As for Yseult’s own style? “I like oversized things,” she says. “I’m very low key. I love modesty and fashion. I love when girls do what they do, like it’s not my business. But for me, personally, I love modesty. I love dark, oversized dresses.”
On her journey to figuring out her Jewish identity, Yseult also got involved with Eshel, an organization that helps Orthodox lesbian, gay, bisexual, and transgender individuals and their families. With a friend she met at OneTable, Yseult helped plan a party for Orthodox women still in the closet.
“This was going to be, in a nutshell, this special place where women that are not out yet [can] have a good night of being gay. You get to be with other women like you. I thought that was so, so beautiful. So opposite of who I am; I’ve always been open about myself and about my gayness. The privilege of just being able to be gay freely is something that I recognize.”

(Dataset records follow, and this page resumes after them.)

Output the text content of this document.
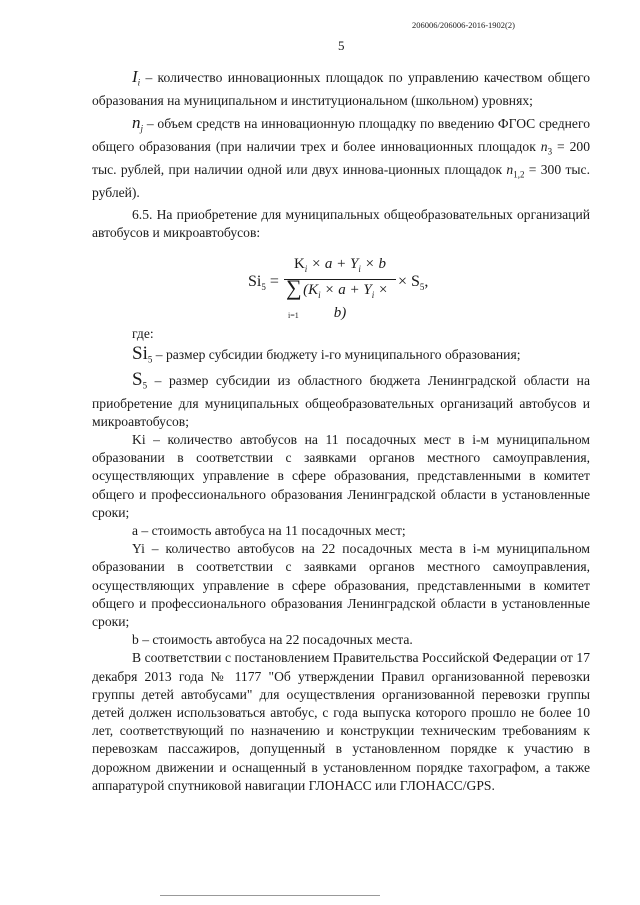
206006/206006-2016-1902(2)
5

$I_i$ – количество инновационных площадок по управлению качеством общего образования на муниципальном и институциональном (школьном) уровнях;

$n_j$ – объем средств на инновационную площадку по введению ФГОС среднего общего образования (при наличии трех и более инновационных площадок $n_3 = 200$ тыс. рублей, при наличии одной или двух иннова-ционных площадок $n_{1,2} = 300$ тыс. рублей).

6.5. На приобретение для муниципальных общеобразовательных организаций автобусов и микроавтобусов:

$Si_5 = \frac{K_i \times a + Y_i \times b}{(K_i \times a + Y_i \times b)}$
∑
i=1
× $S_5$,

где:

$Si_5$ – размер субсидии бюджету i-го муниципального образования;

$S_5$ – размер субсидии из областного бюджета Ленинградской области на приобретение для муниципальных общеобразовательных организаций автобусов и микроавтобусов;

Ki – количество автобусов на 11 посадочных мест в i-м муниципальном образовании в соответствии с заявками органов местного самоуправления, осуществляющих управление в сфере образования, представленными в комитет общего и профессионального образования Ленинградской области в установленные сроки;

а – стоимость автобуса на 11 посадочных мест;

Yi – количество автобусов на 22 посадочных места в i-м муниципальном образовании в соответствии с заявками органов местного самоуправления, осуществляющих управление в сфере образования, представленными в комитет общего и профессионального образования Ленинградской области в установленные сроки;

b – стоимость автобуса на 22 посадочных места.

В соответствии с постановлением Правительства Российской Федерации от 17 декабря 2013 года № 1177 "Об утверждении Правил организованной перевозки группы детей автобусами" для осуществления организованной перевозки группы детей должен использоваться автобус, с года выпуска которого прошло не более 10 лет, соответствующий по назначению и конструкции техническим требованиям к перевозкам пассажиров, допущенный в установленном порядке к участию в дорожном движении и оснащенный в установленном порядке тахографом, а также аппаратурой спутниковой навигации ГЛОНАСС или ГЛОНАСС/GPS.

At the party, Yseult says, “there was one moment where I realized I’d entered a whole new world. No one asked me ever, Are you Jewish? What are you doing here? I’ve always been asked that everywhere. When I was in Belgium, I have a passport that says I’m Belgian. But, obviously, I’m Black. So it’s always like, Yeah, but what are you? With me being involved with Jewish communities, no one has ever asked me, What are you? Why are you here? No one asked me. No one cared. I felt so comfortable.”